The next day we went to Wadi Rum, an amazing desert nature preserve. We spent the night with the Bedouins there. The Bedouins are a traditionally nomadic people that live across much of the middle east including Jordan, Israel, and Egypt. It's interesting how differently they're treated in different countries. In Israel the Bedouin are generally respected, being extremely loyal to the state of Israel, they serve in the army and are highly respected as excellent soldiers and trackers. In Egypt the Bedouin are very much discriminated against and many of the problems with violence and hostility to foreigners there have to do with Bedouins. Very different from Jordan where the Bedouins are practically legendary for their hospitality to foreigners and are given complete control of wadi rum and petra, ensuring that they profit from the tourism in their land. Experiencing their hospitality was wonderful, at every turn the Bedouins offered us tea and coffee. We got to eat the food they cook under the sand---they bury it in special contraptions and put coals on top---it's delicious.

The following day we went to Akaba, the version of Eilat just across the Jordanian border, significantly cheaper than Eilat, and much quieter. While there it became much more noticable that almost every Jordanian women wears either the ha'jab (traditional muslim headscarf) or a full burqua (you know, the head to toe business). The one very notable exception to this is the queen herself, who dresses very much like a westerner in all the photos of her. When we went to the beach the jordanian men were wearing swimsuits, the little kids were running in the water, and the jordanian women were wearing head to toe black robes including headcovering. It made us a little uncomfortable politically, but even more so when mara and lisa got looks from a lot of the people around ranging from looks of strong disaproval to leering stares from some of the guys. I also had rather serious stomach problems while I was there---traveler's stomach issues, but even so, Akaba was beautiful, and after such intense tourism, a few days on the beach was very very relaxing.

Since we've been back in Israel we've had יום הזיקרון לדשואה ולגבורה (Yom HaZikaron L'Shoah V'L'Giburah-Day of Rememberance for the Holocaust and Heroism). At 10 am on yom hashoah (and yom hazikaron, on tuesday) there's a siren that goes off and literally everyone stands still for a full minute or two. We also had several speeches and ceremonies to commemorate the day.
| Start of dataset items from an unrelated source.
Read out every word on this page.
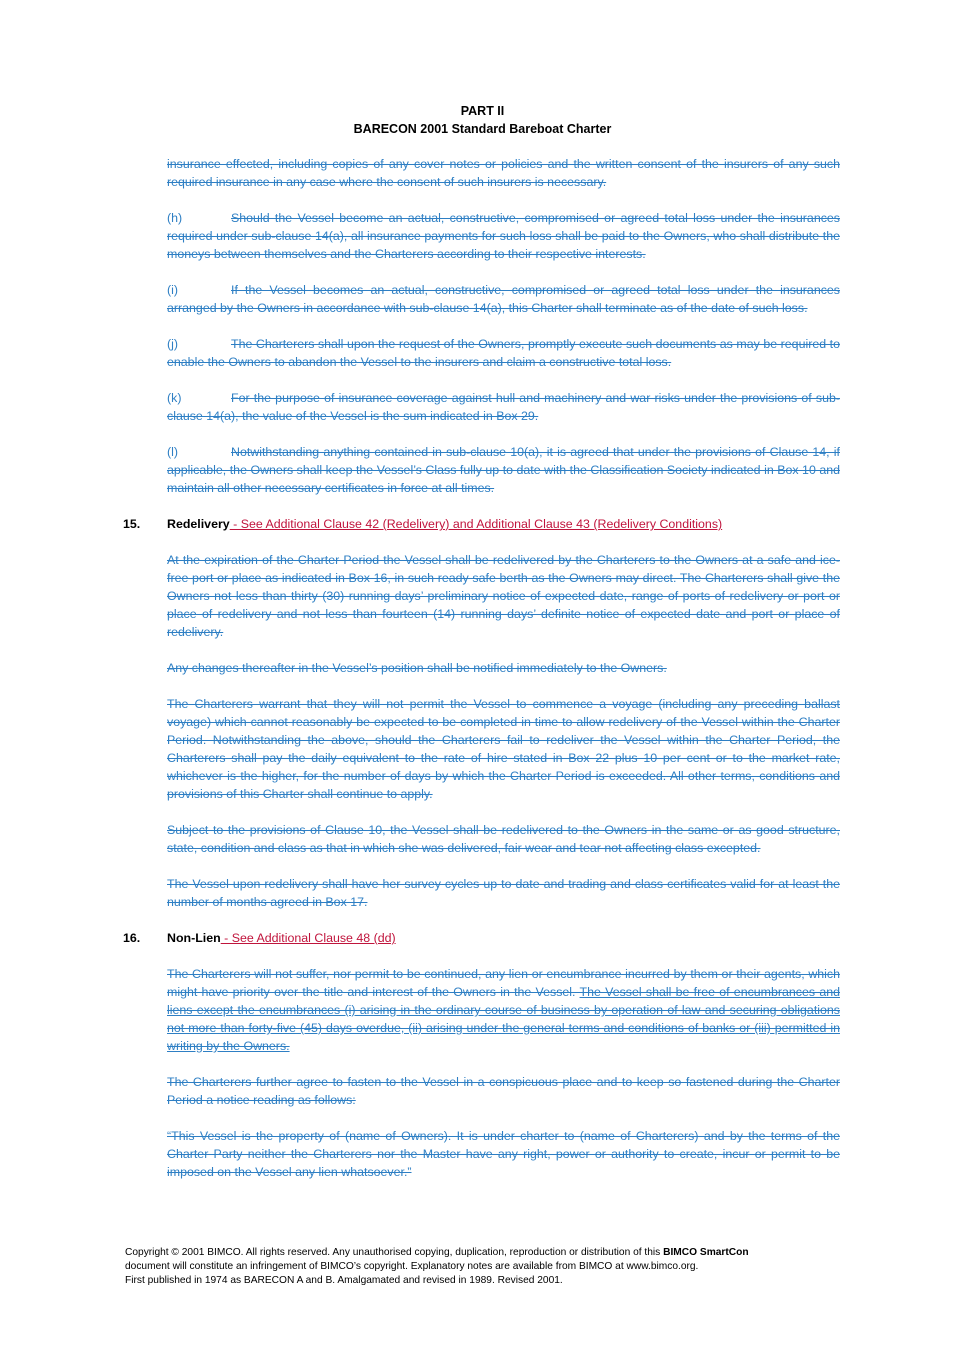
PART II
BARECON 2001 Standard Bareboat Charter

insurance effected, including copies of any cover notes or policies and the written consent of the insurers of any such required insurance in any case where the consent of such insurers is necessary.

(h)	Should the Vessel become an actual, constructive, compromised or agreed total loss under the insurances required under sub-clause 14(a), all insurance payments for such loss shall be paid to the Owners, who shall distribute the moneys between themselves and the Charterers according to their respective interests.

(i)	If the Vessel becomes an actual, constructive, compromised or agreed total loss under the insurances arranged by the Owners in accordance with sub-clause 14(a), this Charter shall terminate as of the date of such loss.

(j)	The Charterers shall upon the request of the Owners, promptly execute such documents as may be required to enable the Owners to abandon the Vessel to the insurers and claim a constructive total loss.

(k)	For the purpose of insurance coverage against hull and machinery and war risks under the provisions of sub-clause 14(a), the value of the Vessel is the sum indicated in Box 29.

(l)	Notwithstanding anything contained in sub-clause 10(a), it is agreed that under the provisions of Clause 14, if applicable, the Owners shall keep the Vessel’s Class fully up to date with the Classification Society indicated in Box 10 and maintain all other necessary certificates in force at all times.

15. Redelivery - See Additional Clause 42 (Redelivery) and Additional Clause 43 (Redelivery Conditions)

At the expiration of the Charter Period the Vessel shall be redelivered by the Charterers to the Owners at a safe and ice-free port or place as indicated in Box 16, in such ready safe berth as the Owners may direct. The Charterers shall give the Owners not less than thirty (30) running days’ preliminary notice of expected date, range of ports of redelivery or port or place of redelivery and not less than fourteen (14) running days’ definite notice of expected date and port or place of redelivery.

Any changes thereafter in the Vessel’s position shall be notified immediately to the Owners.

The Charterers warrant that they will not permit the Vessel to commence a voyage (including any preceding ballast voyage) which cannot reasonably be expected to be completed in time to allow redelivery of the Vessel within the Charter Period. Notwithstanding the above, should the Charterers fail to redeliver the Vessel within the Charter Period, the Charterers shall pay the daily equivalent to the rate of hire stated in Box 22 plus 10 per cent or to the market rate, whichever is the higher, for the number of days by which the Charter Period is exceeded. All other terms, conditions and provisions of this Charter shall continue to apply.

Subject to the provisions of Clause 10, the Vessel shall be redelivered to the Owners in the same or as good structure, state, condition and class as that in which she was delivered, fair wear and tear not affecting class excepted.

The Vessel upon redelivery shall have her survey cycles up to date and trading and class certificates valid for at least the number of months agreed in Box 17.

16. Non-Lien - See Additional Clause 48 (dd)

The Charterers will not suffer, nor permit to be continued, any lien or encumbrance incurred by them or their agents, which might have priority over the title and interest of the Owners in the Vessel. The Vessel shall be free of encumbrances and liens except the encumbrances (i) arising in the ordinary course of business by operation of law and securing obligations not more than forty-five (45) days overdue, (ii) arising under the general terms and conditions of banks or (iii) permitted in writing by the Owners.

The Charterers further agree to fasten to the Vessel in a conspicuous place and to keep so fastened during the Charter Period a notice reading as follows:

“This Vessel is the property of (name of Owners). It is under charter to (name of Charterers) and by the terms of the Charter Party neither the Charterers nor the Master have any right, power or authority to create, incur or permit to be imposed on the Vessel any lien whatsoever.”

Copyright © 2001 BIMCO. All rights reserved. Any unauthorised copying, duplication, reproduction or distribution of this BIMCO SmartCon
document will constitute an infringement of BIMCO’s copyright. Explanatory notes are available from BIMCO at www.bimco.org.
First published in 1974 as BARECON A and B. Amalgamated and revised in 1989. Revised 2001.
This weekend has been nice and relaxing---did absolutely nothing on friday apart from making lunch, saturday went down to the beach and got work done and relaxed today.

This is us during the drive from Amman to Petra--from left to right--Mara, Me, Julie, Lisa, and Alex. As you can see, Jordan is beautiful, it's interesting how different it is from Israel, even though it's just adjacent, Jordan is much craggier and rough than Israel, I don't know whether this is natural or due to the Israeli efforts to "tame the desert".
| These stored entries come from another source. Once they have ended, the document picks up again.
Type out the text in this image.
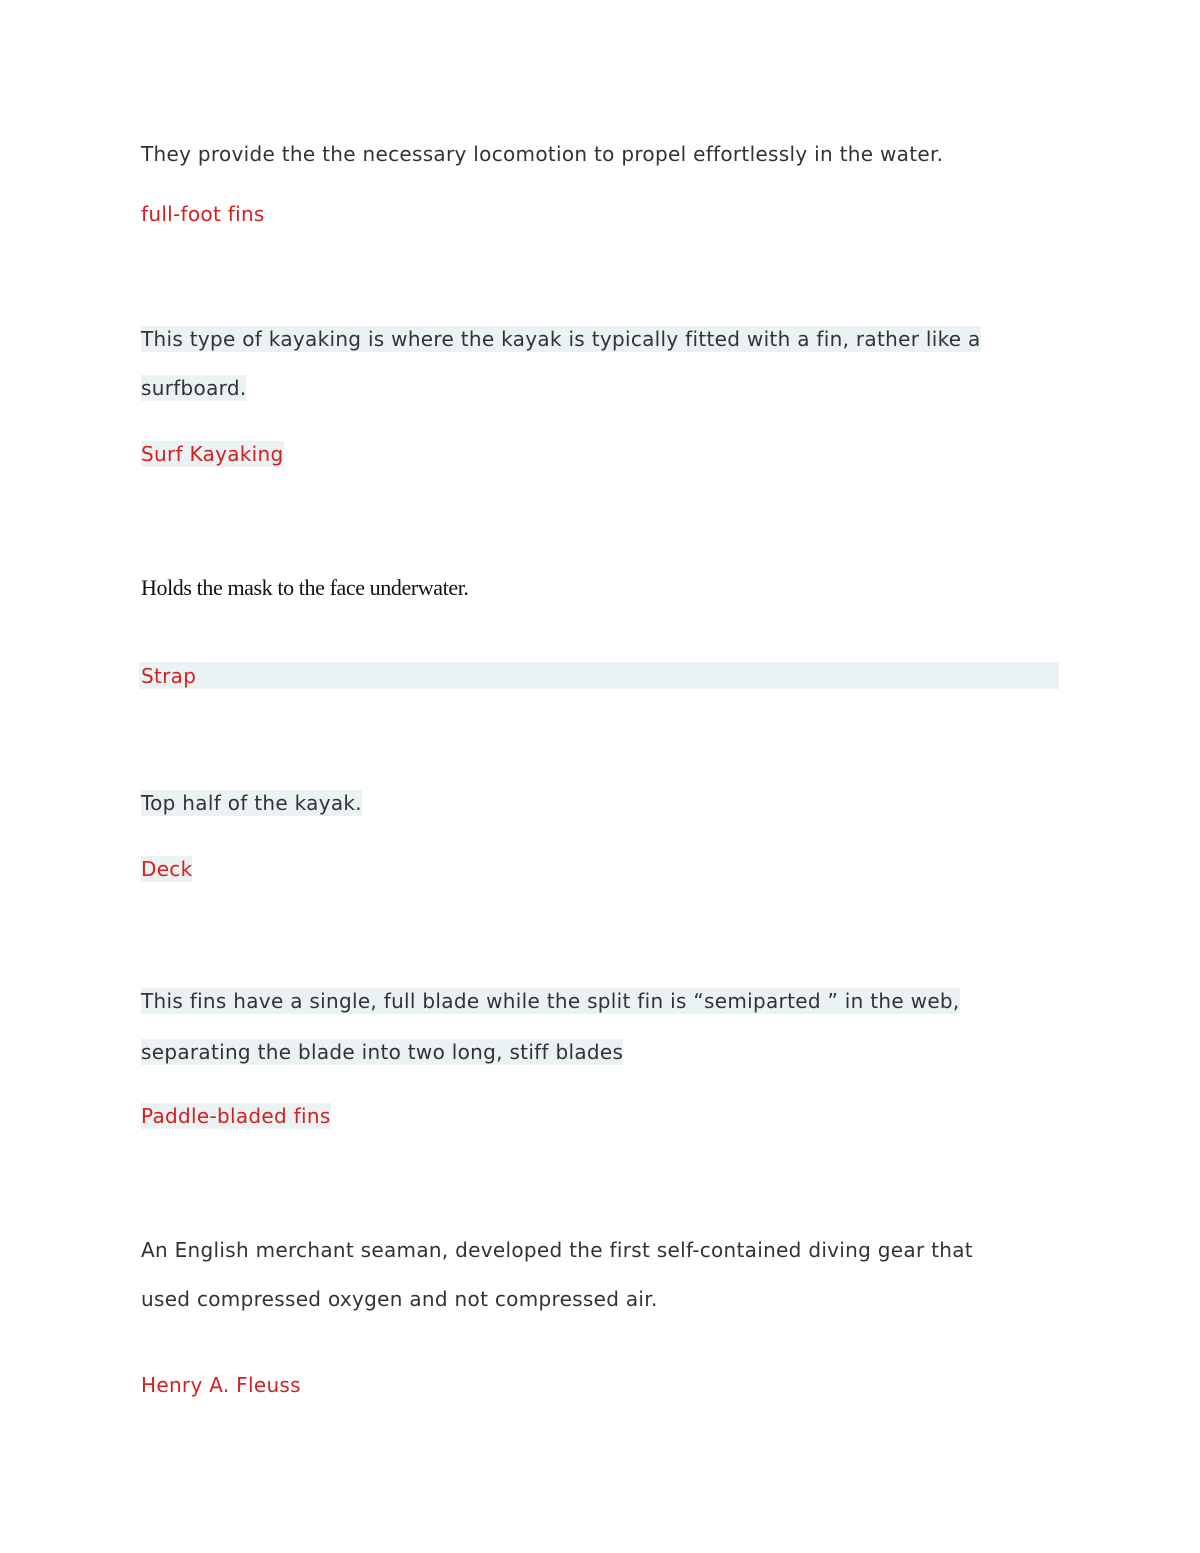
They provide the the necessary locomotion to propel effortlessly in the water.
full-foot fins
This type of kayaking is where the kayak is typically fitted with a fin, rather like a
surfboard.
Surf Kayaking
Holds the mask to the face underwater.
Strap
Top half of the kayak.
Deck
This fins have a single, full blade while the split fin is “semiparted ” in the web,
separating the blade into two long, stiff blades
Paddle-bladed fins
An English merchant seaman, developed the first self-contained diving gear that
used compressed oxygen and not compressed air.
Henry A. Fleuss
The monastery in Petra. It was a nice little hike to get up here but pretty worth it. As you can see, it's rather big---that's Alex, Julie and Mara standing in front and Alex is tall. In fact, from some little kids we met along the trip Alex got the nickname il taweelee which means just the tall one in arabic.
A little past the monastery we got to the end of the world. Alex a little ways ahead is just a dot against these mountains. Israel is dead ahead although you can't really see it because of the haze.


A place in Wadi Rum called Lawrence's spring named after Lawrence of Arabia, he traveled right through here! Apparently he watered his camels here. As you can see the desert is beautiful red sand with these giant rock formations just jutting up everywhere.

Mara and I on top of a really cool natural rock bridge, it's really hard to tell, but we're standing just on the other side of what is open space under the rock. A little scary to cross, but very cool.